Recent studies have aimed to convert cultured human pluripotent cells to a naive state, but it remains unclear to what extent the resulting cells recapitulate in vivo naive pluripotency. Here we propose a set of molecular criteria for evaluating the naive human pluripotent state by comparing it to the human embryo. We show that transcription of transposable elements provides a sensitive measure of the concordance between pluripotent stem cells and early human development.
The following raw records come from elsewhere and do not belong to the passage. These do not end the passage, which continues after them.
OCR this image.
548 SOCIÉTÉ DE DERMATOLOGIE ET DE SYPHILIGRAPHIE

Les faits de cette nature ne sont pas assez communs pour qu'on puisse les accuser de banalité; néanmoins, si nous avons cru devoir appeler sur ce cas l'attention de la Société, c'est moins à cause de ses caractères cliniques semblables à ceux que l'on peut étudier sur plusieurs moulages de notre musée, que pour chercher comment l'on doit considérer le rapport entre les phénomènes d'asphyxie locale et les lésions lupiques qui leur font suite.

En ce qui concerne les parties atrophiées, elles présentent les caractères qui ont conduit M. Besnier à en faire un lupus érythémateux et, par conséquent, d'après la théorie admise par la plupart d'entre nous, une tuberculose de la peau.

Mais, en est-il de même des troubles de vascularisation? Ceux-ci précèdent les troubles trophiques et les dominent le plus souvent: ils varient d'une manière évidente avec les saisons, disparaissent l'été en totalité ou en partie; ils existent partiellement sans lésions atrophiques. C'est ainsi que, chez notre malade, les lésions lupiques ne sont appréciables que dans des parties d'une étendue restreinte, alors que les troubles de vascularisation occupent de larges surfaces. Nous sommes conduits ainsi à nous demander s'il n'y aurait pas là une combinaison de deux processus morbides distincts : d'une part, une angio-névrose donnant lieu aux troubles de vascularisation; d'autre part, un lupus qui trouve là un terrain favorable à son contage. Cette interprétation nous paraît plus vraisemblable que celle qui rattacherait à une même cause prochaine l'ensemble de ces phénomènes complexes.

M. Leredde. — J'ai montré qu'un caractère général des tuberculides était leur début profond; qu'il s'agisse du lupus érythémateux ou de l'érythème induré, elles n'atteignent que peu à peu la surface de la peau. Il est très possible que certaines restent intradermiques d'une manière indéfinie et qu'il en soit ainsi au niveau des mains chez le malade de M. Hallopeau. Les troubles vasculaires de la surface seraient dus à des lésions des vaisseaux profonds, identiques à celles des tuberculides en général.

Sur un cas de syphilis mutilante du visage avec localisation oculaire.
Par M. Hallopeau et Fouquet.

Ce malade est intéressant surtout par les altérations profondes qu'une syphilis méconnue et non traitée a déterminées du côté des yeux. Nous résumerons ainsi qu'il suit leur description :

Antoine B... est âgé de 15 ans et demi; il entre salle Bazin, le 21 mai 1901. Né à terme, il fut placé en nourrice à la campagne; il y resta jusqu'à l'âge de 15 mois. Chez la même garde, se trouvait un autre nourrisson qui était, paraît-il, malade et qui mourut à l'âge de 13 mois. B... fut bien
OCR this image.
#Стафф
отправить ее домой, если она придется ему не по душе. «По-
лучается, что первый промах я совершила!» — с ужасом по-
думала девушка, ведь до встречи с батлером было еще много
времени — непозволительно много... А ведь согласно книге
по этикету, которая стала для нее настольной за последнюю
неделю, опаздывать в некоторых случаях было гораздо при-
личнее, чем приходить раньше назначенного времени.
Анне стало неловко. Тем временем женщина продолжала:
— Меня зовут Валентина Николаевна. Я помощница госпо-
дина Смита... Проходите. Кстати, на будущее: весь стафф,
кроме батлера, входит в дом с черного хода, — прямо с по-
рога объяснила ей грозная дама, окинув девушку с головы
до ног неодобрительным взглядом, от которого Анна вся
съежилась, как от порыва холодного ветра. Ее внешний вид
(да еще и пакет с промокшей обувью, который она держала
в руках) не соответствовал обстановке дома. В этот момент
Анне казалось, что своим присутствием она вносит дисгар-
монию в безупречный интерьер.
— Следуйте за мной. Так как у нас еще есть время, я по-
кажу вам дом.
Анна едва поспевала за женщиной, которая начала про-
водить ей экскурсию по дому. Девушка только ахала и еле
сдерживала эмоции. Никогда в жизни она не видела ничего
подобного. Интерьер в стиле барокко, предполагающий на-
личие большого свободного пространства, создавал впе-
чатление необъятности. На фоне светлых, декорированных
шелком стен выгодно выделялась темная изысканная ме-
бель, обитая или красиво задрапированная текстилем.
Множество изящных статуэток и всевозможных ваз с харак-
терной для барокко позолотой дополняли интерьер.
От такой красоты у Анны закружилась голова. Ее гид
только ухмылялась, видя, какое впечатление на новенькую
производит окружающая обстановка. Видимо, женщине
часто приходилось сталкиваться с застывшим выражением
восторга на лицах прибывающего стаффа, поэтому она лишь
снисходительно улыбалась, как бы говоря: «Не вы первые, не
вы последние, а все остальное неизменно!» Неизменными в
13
We also show that induction of the naive state is accompanied by genome-wide DNA hypomethylation, which is reversible except at imprinted genes, and that the X chromosome status resembles that of the human preimplantation embryo. However, we did not see efficient incorporation of naive human cells into mouse embryos. Overall, the different naive conditions we tested showed varied relationships to human embryonic states based on molecular criteria, providing a backdrop for future analysis of naive human pluripotency.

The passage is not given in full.